Weather conditions were responsible for Monday replacing Saturday as the last scheduled business day for Arkansas high-school athletes in the 2018-19 school year.

If your school's heroes played before Labor Day to the weekend past Mother's Day, take a deep breath and relax. In my backyard, where 7-on-7 football does not exist but summer youth baseball (perhaps like basketball this year) is ripe for rediscovery, high-school sports resumes in August. It's almost Memorial Day, so you might say time is getting away from us.

Fear not, because people on both sides soon will promote the Lake Hamilton-Lakeside football game, a series resumed last year before an overflow crowd at Austin Field, where if I remember correctly the visiting Lake Hamilton Wolves prevailed. This year's renewal is at Lake Hamilton's Bank OZK Field, where Garland County high-school athletics for the current term reached their zenith early this month in two state track meets.

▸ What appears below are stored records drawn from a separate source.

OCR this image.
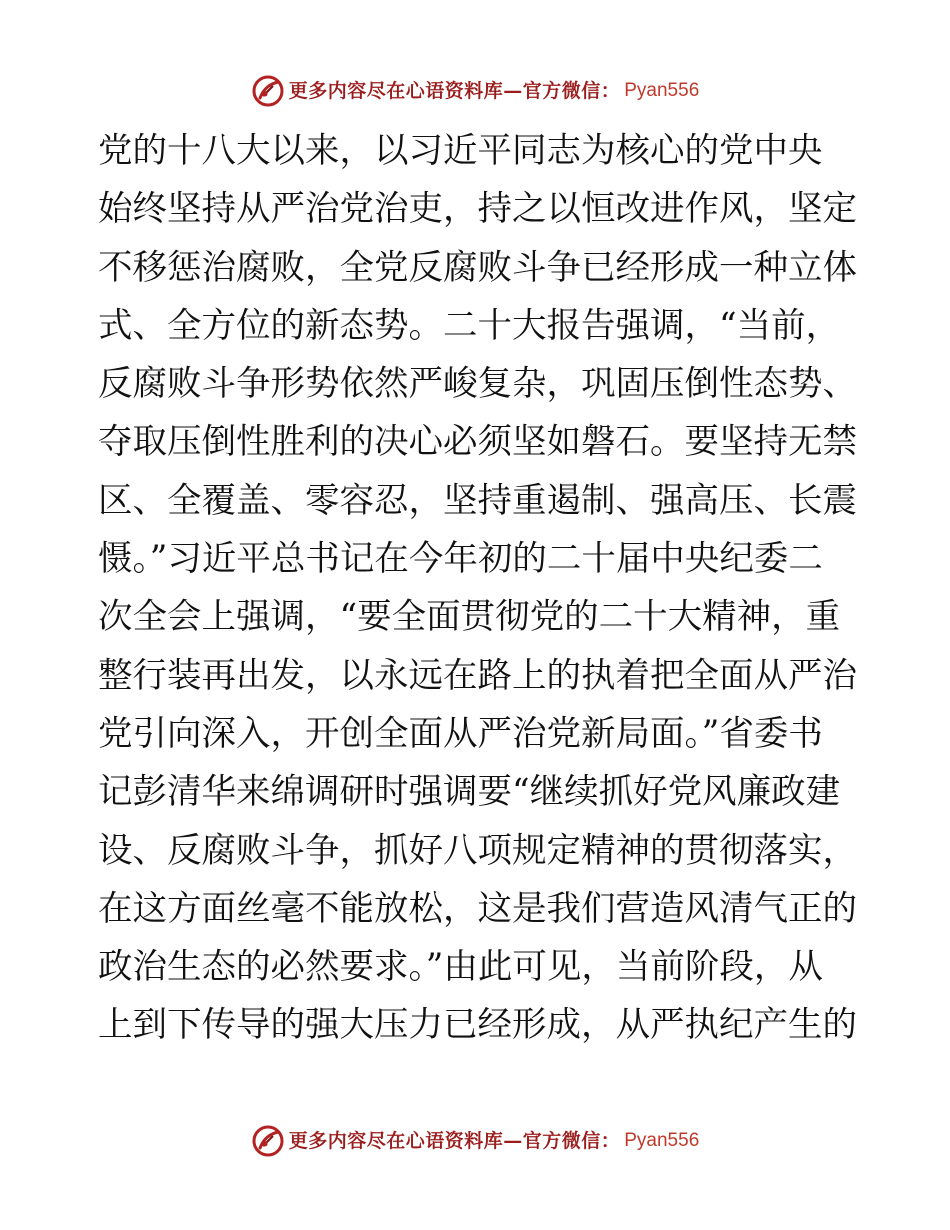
更多内容尽在心语资料库—官方微信： Pyan556
党的十八大以来，以习近平同志为核心的党中央
始终坚持从严治党治吏，持之以恒改进作风，坚定
不移惩治腐败，全党反腐败斗争已经形成一种立体
式、全方位的新态势。二十大报告强调，“当前，
反腐败斗争形势依然严峻复杂，巩固压倒性态势、
夺取压倒性胜利的决心必须坚如磐石。要坚持无禁
区、全覆盖、零容忍，坚持重遏制、强高压、长震
慑。”习近平总书记在今年初的二十届中央纪委二
次全会上强调，“要全面贯彻党的二十大精神，重
整行装再出发，以永远在路上的执着把全面从严治
党引向深入，开创全面从严治党新局面。”省委书
记彭清华来绵调研时强调要“继续抓好党风廉政建
设、反腐败斗争，抓好八项规定精神的贯彻落实，
在这方面丝毫不能放松，这是我们营造风清气正的
政治生态的必然要求。”由此可见，当前阶段，从
上到下传导的强大压力已经形成，从严执纪产生的
更多内容尽在心语资料库—官方微信： Pyan556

In yet another school year that no local basketball, football, baseball or softball team won a state title, Lake Hamilton track and field took up the slack. We did not know in November when Lake Hamilton won a sixth consecutive Class 6A boys championship in cross country that it would be the last for a Karl Koonce-coached team. Koonce's impending retirement was well-documented before two of the school's most decorated athletes achieved surpassing triumphs in May.

There was no Arkansas girls' pole vault when Koonce came over to Lake Hamilton from the former Southwest Junior High in Hot Springs. With the untiring service of Morry Sanders, the school's first great vaulter, Lake Hamilton came to dominate the sport in both genders. Over the last three decades, the names have changed frequently in the record books as their marks have gone higher.

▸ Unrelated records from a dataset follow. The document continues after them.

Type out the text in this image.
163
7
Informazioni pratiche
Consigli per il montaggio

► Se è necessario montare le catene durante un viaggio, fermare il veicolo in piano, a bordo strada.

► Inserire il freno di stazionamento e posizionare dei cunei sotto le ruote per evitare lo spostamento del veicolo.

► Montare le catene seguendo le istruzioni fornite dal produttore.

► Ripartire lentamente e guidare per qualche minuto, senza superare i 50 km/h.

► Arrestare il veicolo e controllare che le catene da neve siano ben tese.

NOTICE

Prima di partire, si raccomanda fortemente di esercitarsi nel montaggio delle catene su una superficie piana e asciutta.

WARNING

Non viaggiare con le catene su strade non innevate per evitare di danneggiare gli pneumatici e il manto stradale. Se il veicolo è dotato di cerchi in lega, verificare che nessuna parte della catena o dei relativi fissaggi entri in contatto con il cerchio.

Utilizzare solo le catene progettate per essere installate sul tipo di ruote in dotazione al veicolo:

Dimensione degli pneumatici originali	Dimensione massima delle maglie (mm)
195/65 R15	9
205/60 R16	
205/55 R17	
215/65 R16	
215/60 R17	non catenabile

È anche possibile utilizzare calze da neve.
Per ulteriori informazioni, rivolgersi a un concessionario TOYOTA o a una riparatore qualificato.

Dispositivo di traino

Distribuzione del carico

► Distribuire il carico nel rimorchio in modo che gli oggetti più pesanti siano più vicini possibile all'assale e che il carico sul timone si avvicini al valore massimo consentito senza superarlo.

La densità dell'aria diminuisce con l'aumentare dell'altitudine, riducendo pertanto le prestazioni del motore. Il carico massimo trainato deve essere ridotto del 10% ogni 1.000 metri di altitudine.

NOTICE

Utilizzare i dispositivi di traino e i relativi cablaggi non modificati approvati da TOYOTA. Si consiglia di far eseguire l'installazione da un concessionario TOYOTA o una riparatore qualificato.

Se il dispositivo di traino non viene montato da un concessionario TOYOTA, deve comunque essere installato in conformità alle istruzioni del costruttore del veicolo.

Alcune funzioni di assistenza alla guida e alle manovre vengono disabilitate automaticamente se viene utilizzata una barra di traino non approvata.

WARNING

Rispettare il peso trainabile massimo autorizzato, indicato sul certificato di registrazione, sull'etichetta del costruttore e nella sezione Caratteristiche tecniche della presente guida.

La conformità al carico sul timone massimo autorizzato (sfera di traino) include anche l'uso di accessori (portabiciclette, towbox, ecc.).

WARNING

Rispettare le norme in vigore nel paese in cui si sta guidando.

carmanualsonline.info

For Koonce and Sanders, each of whom deserves a spot on the Mount Rushmore of Lake Hamilton athletics (and, yes, I know it could get crowded), May 2019 has been a month for pouring syrup on sundaes and tying knots neatly. Two senior vaulters, both headed for Southeastern Conference schools, kept Lake Hamilton in the news in what has become the school's signature event within its marquee sport.

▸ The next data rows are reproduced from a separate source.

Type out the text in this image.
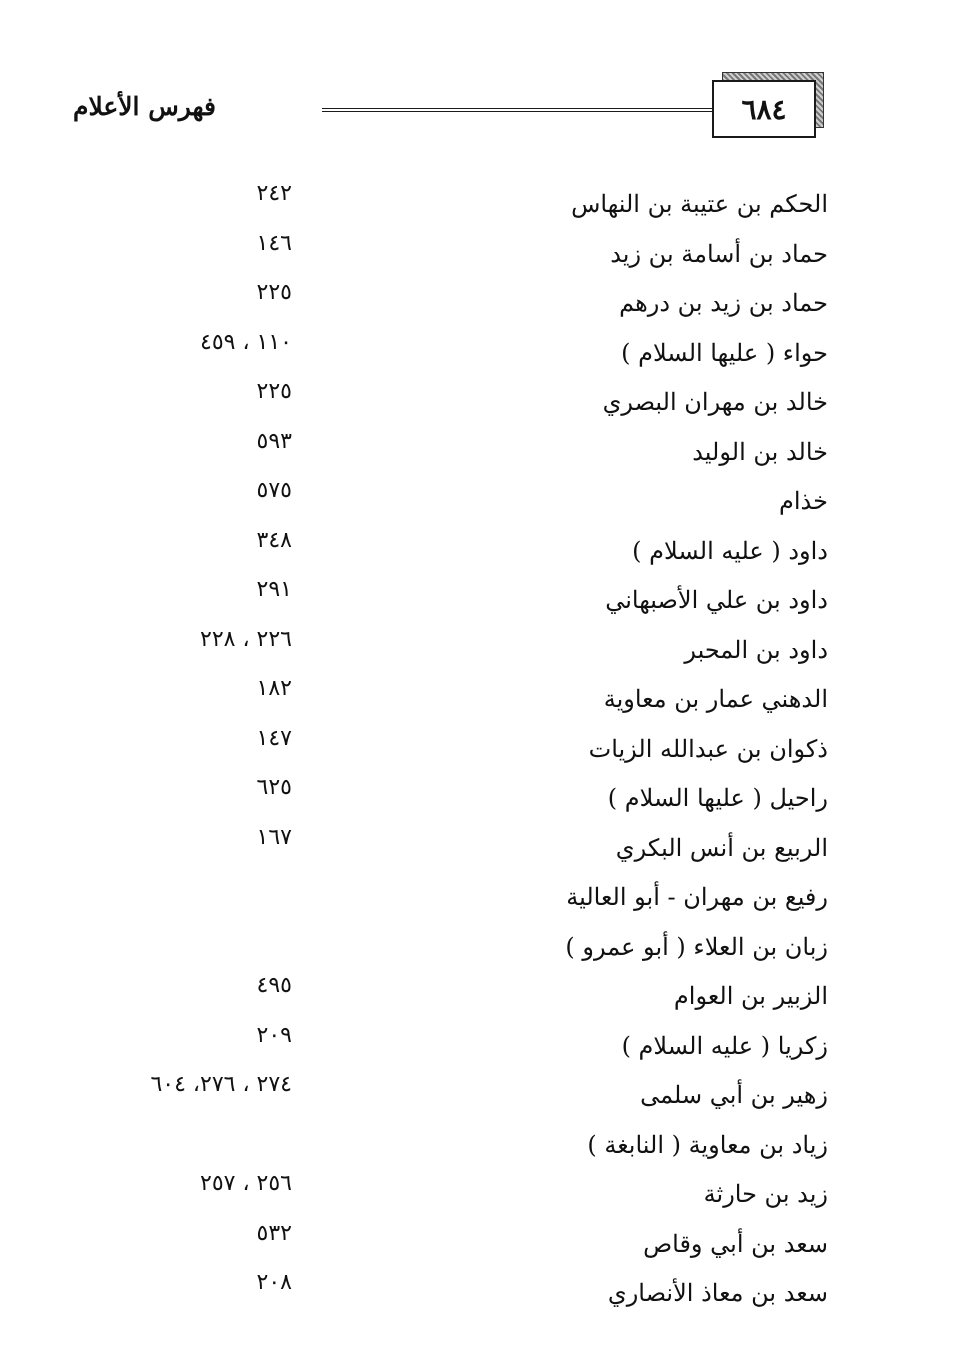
٦٨٤
فهرس الأعلام
الحكم بن عتيبة بن النهاس
٢٤٢
حماد بن أسامة بن زيد
١٤٦
حماد بن زيد بن درهم
٢٢٥
حواء ( عليها السلام )
١١٠ ، ٤٥٩
خالد بن مهران البصري
٢٢٥
خالد بن الوليد
٥٩٣
خذام
٥٧٥
داود ( عليه السلام )
٣٤٨
داود بن علي الأصبهاني
٢٩١
داود بن المحبر
٢٢٦ ، ٢٢٨
الدهني عمار بن معاوية
١٨٢
ذكوان بن عبدالله الزيات
١٤٧
راحيل ( عليها السلام )
٦٢٥
الربيع بن أنس البكري
١٦٧
رفيع بن مهران - أبو العالية
زبان بن العلاء ( أبو عمرو )
الزبير بن العوام
٤٩٥
زكريا ( عليه السلام )
٢٠٩
زهير بن أبي سلمى
٢٧٤ ، ٢٧٦، ٦٠٤
زياد بن معاوية ( النابغة )
زيد بن حارثة
٢٥٦ ، ٢٥٧
سعد بن أبي وقاص
٥٣٢
سعد بن معاذ الأنصاري
٢٠٨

What more can we say of Edie Murray? As a senior, she captured another 6A girls' title, and though denied a third consecutive Meet of Champions victory, she left a tremendous legacy for future Lady Wolf vaulters. We hope to see her again soon in a University of Arkansas singlet, representing one athletic program on the Fayetteville campus that fans expect greatness and are rewarded in kind.

Which brings us to Haze Farmer, another who left an indelible mark on his school's athletic fortunes.

After setting Arkansas overall (17 feet, 3 1/4 inches) and Meet of Champions (17-1 1/4) records eight days apart, Farmer could have packed it in and foregone a repeat appearance in the state high-school decathlon. Not to worry, pride alone dictating that the event's defending champion spend two days in Fayetteville amid preparations for his Lake Hamilton graduation. He aced that final test, winning the pole vault, in one last afternoon of splendor on the campus of a school (UA) that's letting a great one get away.

Off to Georgia, Farmer ranks with Tiffany and Matt Wait, Suzanne Fincham, Jessica Weatherford, Billy Rhoden, Scotty Steed and the incomparable Sanders in the pantheon of great Lake Hamilton athletes (forgive us for not naming more). He leaves Lake Hamilton like Ted Williams after going deep on his final plate appearance at Fenway Park -- complete until the end.

The possibility that another Haze Farmer might appear keeps us going back to games. As I have for the eight years since she graduated at Jessieville, some day there'll be another Grier Bennett.